According to American advertising executive and author Lois Wyse, “men are taught to apologize for their weaknesses, women for their strengths.” I hate to add fuel to the fire that has kept the Battle of the Sexes a burning issue in this age of Cory Aquino and Gloria Macapagal Arroyo, but in my experience managing people and working under male and female bosses, I find women somewhat stronger.

BLURB
You don’t have to be anti-man to be pro-woman. —Jane Galvin Lewis

This is, of course, a sweeping statement, but I am talking in general terms. I have to emphasize this is based on my experience—limited, I admit—drawing good things out of young and not-so-young writers, artists, and other mostly creative people.

This is not to say, either, that men are weaker. It’s just that, I believe, women have more fortitude. Under heavy pressure, they seem to plod on more steadily, working with what’s available, rather than dreaming or complaining about what should have been available to make things easier, more manageable, less stressful. More important, men, straight or gay, tend to get hurt more easily. When things go wrong and you scold a woman, you are more or less assured she will focus on what went wrong and how she can avoid it next time. When things go wrong and you scold a man, you often have to worry if you hurt his ego, if you made him feel small, if he felt violated and humiliated by your “harsh” words.

As bosses, men and women are different, too. I have had an exceptional boss back in my early days as an advertising copywriter. He was an award-winning creative director and, working under him, I always wondered how I could get into his brains because even though he was quiet and hardly ever gave me specific orders I felt guided by his renowned brilliance in the advertising field. All the time, he would leave me to figure out on my own how to attack a creative challenge, look at whatever I came up with, and make very minimal recommendations on how to make it better. Voila, I won a Best Print Ad award under this kind of leadership and did many commercials that I feel continue to enrich and empower me now. But then that was it. Even now, I cannot say I know this man and I cannot even recall any word he had said or written to me that has any role in what I have become.

In contrast, the best boss I ever had, a female, was more involved in my development as a writer. Although she did give me a lot of freedom, allowing me to push the envelope at any given time, she conveyed to me in no uncertain terms how things should be and how I should do them. Her rules, at least to me, were not black and white; she left a universe of gray areas so I could play with my own ideas and inject my own style, but somehow I could see her imprint on my work.
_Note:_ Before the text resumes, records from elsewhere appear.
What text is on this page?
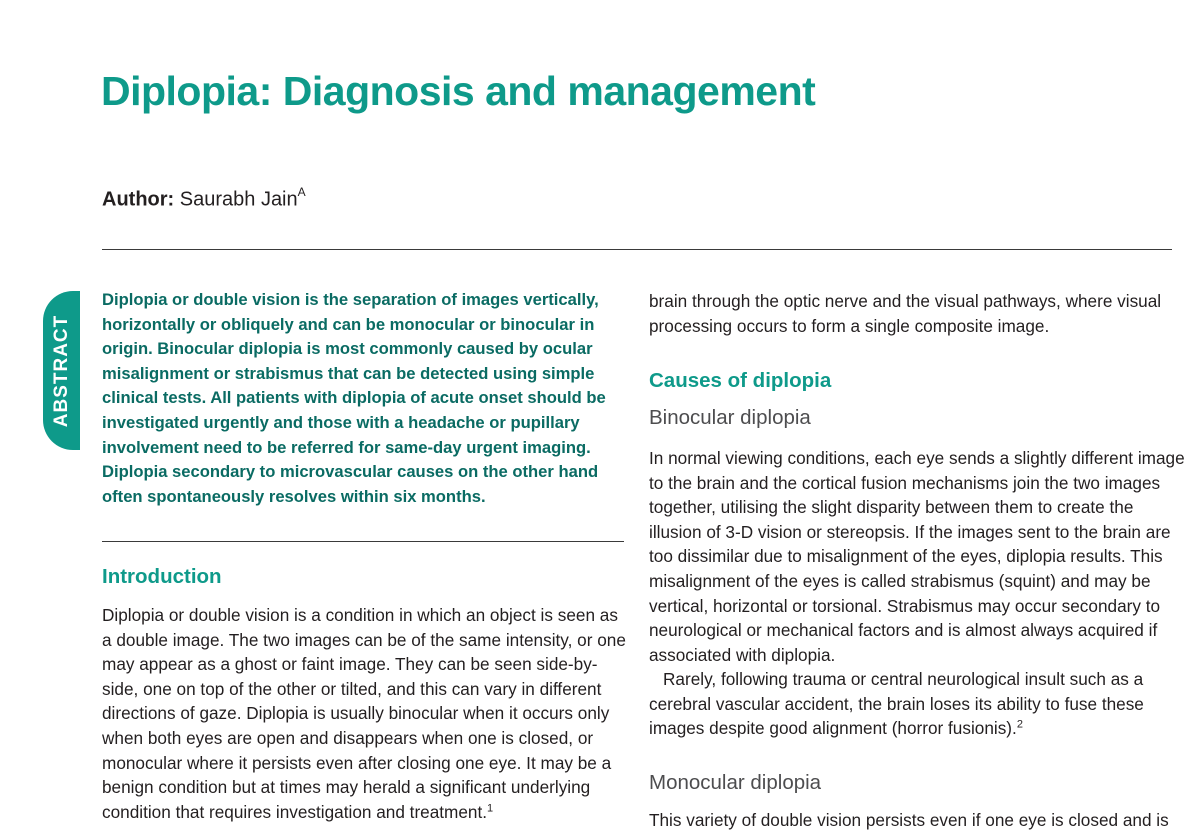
Diplopia: Diagnosis and management
Author: Saurabh Jain$^A$
ABSTRACT

Diplopia or double vision is the separation of images vertically, horizontally or obliquely and can be monocular or binocular in origin. Binocular diplopia is most commonly caused by ocular misalignment or strabismus that can be detected using simple clinical tests. All patients with diplopia of acute onset should be investigated urgently and those with a headache or pupillary involvement need to be referred for same-day urgent imaging. Diplopia secondary to microvascular causes on the other hand often spontaneously resolves within six months.

Introduction

Diplopia or double vision is a condition in which an object is seen as a double image. The two images can be of the same intensity, or one may appear as a ghost or faint image. They can be seen side-by-side, one on top of the other or tilted, and this can vary in different directions of gaze. Diplopia is usually binocular when it occurs only when both eyes are open and disappears when one is closed, or monocular where it persists even after closing one eye. It may be a benign condition but at times may herald a significant underlying condition that requires investigation and treatment.$^1$

brain through the optic nerve and the visual pathways, where visual processing occurs to form a single composite image.

Causes of diplopia
Binocular diplopia

In normal viewing conditions, each eye sends a slightly different image to the brain and the cortical fusion mechanisms join the two images together, utilising the slight disparity between them to create the illusion of 3-D vision or stereopsis. If the images sent to the brain are too dissimilar due to misalignment of the eyes, diplopia results. This misalignment of the eyes is called strabismus (squint) and may be vertical, horizontal or torsional. Strabismus may occur secondary to neurological or mechanical factors and is almost always acquired if associated with diplopia.

Rarely, following trauma or central neurological insult such as a cerebral vascular accident, the brain loses its ability to fuse these images despite good alignment (horror fusionis).$^2$

Monocular diplopia

This variety of double vision persists even if one eye is closed and is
Somehow, the very way she carried herself, composed her sentences, drank her tea, did a 15-minute meditation break during work afternoons, smelled the flowers that arrived on her desk almost every day, gazed at the full moon, and conversed with people, whether a spa attendant or the President of the Philippines, had impact on my own growth as a person, as a writer, as an editor, whose main task now is to encourage, nurture, and manage creative talent.

Maybe it’s not fair that I make these comparisons. As an editor, I have had the privilege of handling both men’s and women’s magazines. If it’s any indication, I have spent 90 percent of the last decade working on women’s magazines. It’s just that I feel more drawn to the lifestyle of women. They have, for one thing, a million and one ways to get all dressed up, not counting the frills they put on after the basic wardrobe, whereas, except for the very few but growing number of male fashionistas who are so daring and inventive with their looks, men only mostly have the usual suit or jacket to turn to when there’s a need to put their best foot forward, especially now that even the boutonnière is no longer in fashion.

But then that’s me talking, a man who does have the tendency to dream and complain about what should have been rather than working with what is.